Dishub Jatim juga sebelumnya merencanakan pembukaan lima koridor baru pada 2026 dengan kebutuhan anggaran sekitar Rp250 miliar. Namun, rencana tersebut terancam batal akibat keterbatasan dana.
Berdasarkan surat dari Direktorat Jenderal Perimbangan Keuangan (DJPK), TKD untuk Jatim pada 2026 turun 24,21% menjadi Rp8,8 triliun dari Rp11,4 triliun pada 2025. Pemotongan serupa terjadi di 38 kabupaten/kota, dengan total pengurangan mencapai Rp17,5 triliun.

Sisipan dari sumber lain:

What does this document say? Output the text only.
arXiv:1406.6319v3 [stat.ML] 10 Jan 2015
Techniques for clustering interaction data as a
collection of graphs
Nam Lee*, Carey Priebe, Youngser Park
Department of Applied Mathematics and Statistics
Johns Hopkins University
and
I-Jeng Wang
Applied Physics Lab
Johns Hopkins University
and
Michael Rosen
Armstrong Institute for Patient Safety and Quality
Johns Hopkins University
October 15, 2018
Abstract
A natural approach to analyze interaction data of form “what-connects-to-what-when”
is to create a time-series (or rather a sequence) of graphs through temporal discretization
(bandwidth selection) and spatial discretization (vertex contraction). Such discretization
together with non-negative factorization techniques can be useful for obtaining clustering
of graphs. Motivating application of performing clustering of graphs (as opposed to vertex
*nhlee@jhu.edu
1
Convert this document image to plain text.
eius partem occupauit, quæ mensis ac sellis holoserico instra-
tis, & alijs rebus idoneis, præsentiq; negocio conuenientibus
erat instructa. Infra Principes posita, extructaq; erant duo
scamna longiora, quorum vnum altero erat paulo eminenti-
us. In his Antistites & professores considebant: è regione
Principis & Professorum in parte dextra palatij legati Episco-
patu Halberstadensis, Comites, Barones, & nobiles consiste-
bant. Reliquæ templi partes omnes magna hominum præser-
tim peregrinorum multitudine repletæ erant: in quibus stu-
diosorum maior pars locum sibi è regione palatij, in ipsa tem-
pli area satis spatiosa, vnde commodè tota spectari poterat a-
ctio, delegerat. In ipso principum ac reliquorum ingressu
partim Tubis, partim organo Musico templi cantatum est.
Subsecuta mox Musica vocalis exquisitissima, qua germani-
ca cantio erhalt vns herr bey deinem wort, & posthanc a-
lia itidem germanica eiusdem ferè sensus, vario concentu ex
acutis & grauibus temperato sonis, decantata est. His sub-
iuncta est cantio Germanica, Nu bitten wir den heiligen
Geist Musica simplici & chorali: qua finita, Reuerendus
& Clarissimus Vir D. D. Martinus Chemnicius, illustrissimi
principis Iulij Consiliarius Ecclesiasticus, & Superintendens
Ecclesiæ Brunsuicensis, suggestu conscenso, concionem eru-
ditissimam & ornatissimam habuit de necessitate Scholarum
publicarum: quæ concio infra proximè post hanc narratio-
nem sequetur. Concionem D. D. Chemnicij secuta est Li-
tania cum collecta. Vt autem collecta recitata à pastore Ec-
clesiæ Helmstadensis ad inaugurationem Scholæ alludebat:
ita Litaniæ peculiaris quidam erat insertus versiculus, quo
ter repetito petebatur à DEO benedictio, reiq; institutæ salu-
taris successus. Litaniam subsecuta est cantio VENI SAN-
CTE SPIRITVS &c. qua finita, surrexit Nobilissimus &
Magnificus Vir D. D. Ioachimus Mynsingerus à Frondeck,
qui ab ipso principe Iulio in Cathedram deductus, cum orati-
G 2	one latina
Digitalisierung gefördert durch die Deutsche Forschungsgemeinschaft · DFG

Penurunan ini dikhawatirkan berdampak pada keberlanjutan layanan publik, terutama transportasi massal yang menjadi bagian dari upaya pemerintah daerah mengurangi kemacetan dan emisi karbon.
“Lebih baik menunda koridor baru daripada menghentikan layanan yang sudah berjalan dan dibutuhkan masyarakat,” tegas Nyono.
Dengan kondisi fiskal yang menurun, Pemprov Jatim dihadapkan pada dilema: menjaga keberlanjutan transportasi publik atau menyesuaikan skala proyek baru di tengah tekanan anggaran dari pusat.